Affinity Health Services Data Breach

What Happened?

On April 24, 2023, Affinity Health Services experienced a significant network security incident. This breach was identified and immediately addressed by engaging third-party forensic specialists to secure the environment and investigate the unauthorized activity. The investigation, which concluded on November 3, 2023, revealed that an unauthorized third party may have accessed sensitive personal information.

The types of information potentially accessed include first names, last names, addresses, Social Security numbers, and health information. Although there has been no reported misuse of the information since the incident was discovered, the possibility of data exposure cannot be overlooked.

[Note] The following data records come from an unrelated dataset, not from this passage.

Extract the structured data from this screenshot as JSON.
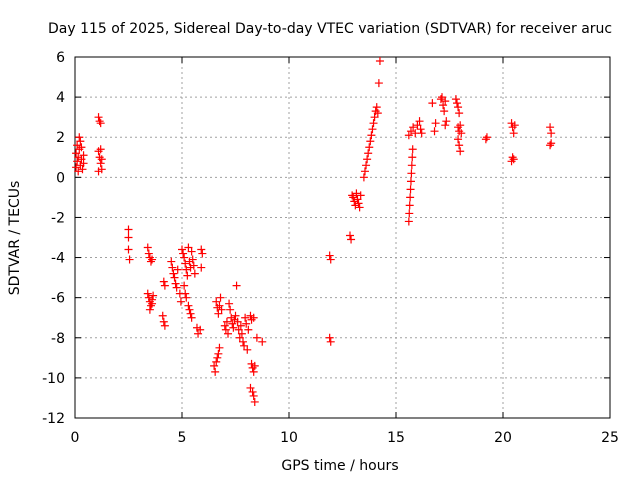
{
  "chart_data": {
    "type": "scatter",
    "title": "Day 115 of 2025, Sidereal Day-to-day VTEC variation (SDTVAR) for receiver aruc",
    "xlabel": "GPS time / hours",
    "ylabel": "SDTVAR / TECUs",
    "xlim": [
      0,
      25
    ],
    "ylim": [
      -12,
      6
    ],
    "xticks": [
      0,
      5,
      10,
      15,
      20,
      25
    ],
    "yticks": [
      -12,
      -10,
      -8,
      -6,
      -4,
      -2,
      0,
      2,
      4,
      6
    ],
    "grid": true,
    "marker": "+",
    "color": "#ff0000",
    "series": [
      {
        "name": "SDTVAR",
        "points": [
          [
            0.05,
            0.5
          ],
          [
            0.05,
            1.2
          ],
          [
            0.1,
            0.8
          ],
          [
            0.1,
            1.6
          ],
          [
            0.15,
            0.3
          ],
          [
            0.15,
            1.0
          ],
          [
            0.2,
            2.0
          ],
          [
            0.2,
            1.4
          ],
          [
            0.25,
            0.6
          ],
          [
            0.25,
            1.8
          ],
          [
            0.3,
            0.9
          ],
          [
            0.3,
            1.5
          ],
          [
            0.35,
            0.4
          ],
          [
            0.4,
            1.1
          ],
          [
            0.4,
            0.7
          ],
          [
            1.1,
            3.0
          ],
          [
            1.15,
            2.8
          ],
          [
            1.2,
            2.7
          ],
          [
            1.1,
            1.3
          ],
          [
            1.15,
            1.0
          ],
          [
            1.2,
            0.7
          ],
          [
            1.25,
            0.4
          ],
          [
            1.1,
            0.3
          ],
          [
            1.2,
            1.4
          ],
          [
            1.25,
            0.9
          ],
          [
            2.5,
            -2.6
          ],
          [
            2.5,
            -3.0
          ],
          [
            2.5,
            -3.6
          ],
          [
            2.55,
            -4.1
          ],
          [
            3.4,
            -3.5
          ],
          [
            3.45,
            -3.8
          ],
          [
            3.5,
            -4.0
          ],
          [
            3.55,
            -4.2
          ],
          [
            3.6,
            -4.1
          ],
          [
            3.4,
            -5.8
          ],
          [
            3.45,
            -6.0
          ],
          [
            3.5,
            -6.2
          ],
          [
            3.55,
            -6.4
          ],
          [
            3.6,
            -6.1
          ],
          [
            3.65,
            -5.9
          ],
          [
            3.5,
            -6.6
          ],
          [
            3.6,
            -6.3
          ],
          [
            4.15,
            -5.2
          ],
          [
            4.2,
            -5.4
          ],
          [
            4.1,
            -6.9
          ],
          [
            4.15,
            -7.2
          ],
          [
            4.2,
            -7.4
          ],
          [
            4.5,
            -4.2
          ],
          [
            4.55,
            -4.5
          ],
          [
            4.6,
            -4.8
          ],
          [
            4.65,
            -5.0
          ],
          [
            4.7,
            -5.3
          ],
          [
            4.75,
            -5.5
          ],
          [
            4.8,
            -4.6
          ],
          [
            4.9,
            -5.8
          ],
          [
            4.95,
            -6.2
          ],
          [
            5.0,
            -3.6
          ],
          [
            5.05,
            -3.8
          ],
          [
            5.1,
            -4.0
          ],
          [
            5.15,
            -4.3
          ],
          [
            5.2,
            -4.6
          ],
          [
            5.25,
            -4.9
          ],
          [
            5.3,
            -3.5
          ],
          [
            5.35,
            -4.2
          ],
          [
            5.4,
            -4.5
          ],
          [
            5.45,
            -3.7
          ],
          [
            5.5,
            -4.1
          ],
          [
            5.55,
            -4.4
          ],
          [
            5.1,
            -5.4
          ],
          [
            5.15,
            -5.8
          ],
          [
            5.2,
            -6.0
          ],
          [
            5.3,
            -6.4
          ],
          [
            5.35,
            -6.6
          ],
          [
            5.4,
            -6.8
          ],
          [
            5.45,
            -7.0
          ],
          [
            5.6,
            -4.8
          ],
          [
            5.7,
            -7.5
          ],
          [
            5.75,
            -7.8
          ],
          [
            5.85,
            -7.6
          ],
          [
            5.9,
            -3.6
          ],
          [
            5.95,
            -3.8
          ],
          [
            5.9,
            -4.5
          ],
          [
            6.5,
            -9.4
          ],
          [
            6.55,
            -9.7
          ],
          [
            6.6,
            -9.2
          ],
          [
            6.65,
            -9.0
          ],
          [
            6.7,
            -8.8
          ],
          [
            6.75,
            -8.5
          ],
          [
            6.6,
            -6.2
          ],
          [
            6.65,
            -6.5
          ],
          [
            6.7,
            -6.8
          ],
          [
            6.75,
            -6.4
          ],
          [
            6.8,
            -6.0
          ],
          [
            6.85,
            -6.6
          ],
          [
            7.0,
            -7.4
          ],
          [
            7.05,
            -7.6
          ],
          [
            7.1,
            -7.2
          ],
          [
            7.15,
            -7.8
          ],
          [
            7.2,
            -6.3
          ],
          [
            7.25,
            -6.6
          ],
          [
            7.3,
            -7.0
          ],
          [
            7.35,
            -7.3
          ],
          [
            7.4,
            -7.5
          ],
          [
            7.45,
            -7.1
          ],
          [
            7.5,
            -6.9
          ],
          [
            7.55,
            -5.4
          ],
          [
            7.6,
            -7.2
          ],
          [
            7.65,
            -7.6
          ],
          [
            7.7,
            -8.0
          ],
          [
            7.75,
            -7.4
          ],
          [
            7.8,
            -7.8
          ],
          [
            7.85,
            -8.2
          ],
          [
            7.9,
            -8.4
          ],
          [
            7.95,
            -7.0
          ],
          [
            8.0,
            -7.3
          ],
          [
            8.05,
            -8.6
          ],
          [
            8.1,
            -7.6
          ],
          [
            8.25,
            -9.3
          ],
          [
            8.3,
            -9.5
          ],
          [
            8.35,
            -9.7
          ],
          [
            8.4,
            -9.4
          ],
          [
            8.2,
            -6.9
          ],
          [
            8.25,
            -7.1
          ],
          [
            8.35,
            -7.0
          ],
          [
            8.2,
            -10.5
          ],
          [
            8.3,
            -10.7
          ],
          [
            8.35,
            -10.9
          ],
          [
            8.4,
            -11.2
          ],
          [
            8.5,
            -8.0
          ],
          [
            8.75,
            -8.2
          ],
          [
            11.9,
            -3.9
          ],
          [
            11.95,
            -4.1
          ],
          [
            11.9,
            -8.0
          ],
          [
            11.95,
            -8.2
          ],
          [
            12.85,
            -2.9
          ],
          [
            12.9,
            -3.1
          ],
          [
            12.95,
            -0.9
          ],
          [
            13.0,
            -1.0
          ],
          [
            13.05,
            -1.2
          ],
          [
            13.1,
            -1.4
          ],
          [
            13.15,
            -0.8
          ],
          [
            13.2,
            -1.1
          ],
          [
            13.25,
            -1.3
          ],
          [
            13.3,
            -1.5
          ],
          [
            13.35,
            -0.9
          ],
          [
            13.5,
            0.0
          ],
          [
            13.55,
            0.3
          ],
          [
            13.6,
            0.6
          ],
          [
            13.65,
            0.9
          ],
          [
            13.7,
            1.2
          ],
          [
            13.75,
            1.5
          ],
          [
            13.8,
            1.8
          ],
          [
            13.85,
            2.1
          ],
          [
            13.9,
            2.4
          ],
          [
            13.95,
            2.7
          ],
          [
            14.0,
            3.0
          ],
          [
            14.05,
            3.3
          ],
          [
            14.1,
            3.5
          ],
          [
            14.15,
            3.2
          ],
          [
            14.2,
            4.7
          ],
          [
            14.25,
            5.8
          ],
          [
            15.6,
            -2.2
          ],
          [
            15.62,
            -1.8
          ],
          [
            15.64,
            -1.4
          ],
          [
            15.66,
            -1.0
          ],
          [
            15.68,
            -0.6
          ],
          [
            15.7,
            -0.2
          ],
          [
            15.72,
            0.2
          ],
          [
            15.74,
            0.6
          ],
          [
            15.76,
            1.0
          ],
          [
            15.78,
            1.4
          ],
          [
            15.6,
            2.1
          ],
          [
            15.7,
            2.3
          ],
          [
            15.8,
            2.5
          ],
          [
            15.9,
            2.2
          ],
          [
            16.0,
            2.6
          ],
          [
            16.1,
            2.8
          ],
          [
            16.15,
            2.4
          ],
          [
            16.2,
            2.2
          ],
          [
            16.7,
            3.7
          ],
          [
            16.8,
            2.3
          ],
          [
            16.85,
            2.7
          ],
          [
            17.1,
            3.9
          ],
          [
            17.15,
            4.0
          ],
          [
            17.2,
            3.6
          ],
          [
            17.25,
            3.3
          ],
          [
            17.3,
            3.8
          ],
          [
            17.35,
            2.8
          ],
          [
            17.3,
            2.6
          ],
          [
            17.8,
            3.9
          ],
          [
            17.85,
            3.7
          ],
          [
            17.9,
            3.5
          ],
          [
            17.95,
            3.2
          ],
          [
            17.9,
            2.5
          ],
          [
            17.95,
            2.3
          ],
          [
            18.0,
            2.6
          ],
          [
            18.05,
            2.2
          ],
          [
            17.9,
            1.9
          ],
          [
            17.95,
            1.6
          ],
          [
            18.0,
            1.3
          ],
          [
            19.2,
            1.9
          ],
          [
            19.25,
            2.0
          ],
          [
            20.4,
            2.7
          ],
          [
            20.45,
            2.5
          ],
          [
            20.5,
            2.2
          ],
          [
            20.55,
            2.6
          ],
          [
            20.4,
            0.8
          ],
          [
            20.45,
            1.0
          ],
          [
            20.5,
            0.9
          ],
          [
            22.2,
            2.5
          ],
          [
            22.25,
            2.2
          ],
          [
            22.2,
            1.6
          ],
          [
            22.25,
            1.7
          ]
        ]
      }
    ]
  }
}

What Information Was Involved?

The data potentially accessed during this breach includes highly sensitive personal and health information. Specifically, the unauthorized party may have accessed:

• First and last names
• Home addresses
• Social Security numbers
• Health information

This kind of information can be used for identity theft and other fraudulent activities, making it crucial for affected individuals to take protective actions.

What Affinity Health Services Is Doing

In response to the breach, Affinity Health Services has taken several steps to enhance security and assist those potentially affected. The company has fortified its network environment with the help of IT specialists to prevent future incidents.

To support individuals potentially impacted by this breach, Affinity Health Services is offering Single Bureau Credit Monitoring, Single Bureau Credit Report, and Single Bureau Credit Score services free of charge for 24 months. These services are designed to alert individuals to changes in their credit file, helping them to monitor any potential misuse of their information. Additionally, proactive fraud assistance through Cyberscout, a TransUnion company, is available to address concerns and assist with remediation if fraud occurs.

What You Can Do

If you believe you might be affected by this breach, it is recommended to take the following steps immediately:

1. Enroll in Credit Monitoring Services: The IdentityForce link in the consumer notification letter has expired.
2. Review Your Credit Reports: Obtain a free copy of your credit report from each of the three major credit reporting agencies by visiting AnnualCreditReport.com or calling 1-877-322-8228. This will help you to identify any discrepancies or unauthorized activities.
3. Place a Fraud Alert: Place a fraud alert on your credit reports to make it harder for identity thieves to open accounts in your name. This can be done by contacting one of the three major credit bureaus:
1. Equifax
2. TransUnion
3. Experian

1. Consider a Security Freeze: A security freeze will prevent creditors from accessing your credit report entirely, which helps prevent new accounts from being opened in your name.
2. Stay Vigilant: Regularly monitor your financial accounts and billing statements for any unusual activity.

For More Information

If you have further questions or need assistance, you can contact Cyberscout at 1-844-360-3558, available Monday through Friday from 8:00 am to 8:00 pm Eastern Time. Additionally, you can learn more about protecting yourself from identity theft and the steps you can take following a data breach by visiting the Federal Trade Commission's identity theft website.

By taking these steps, you can better protect yourself from potential consequences of this data breach and strengthen your personal information security.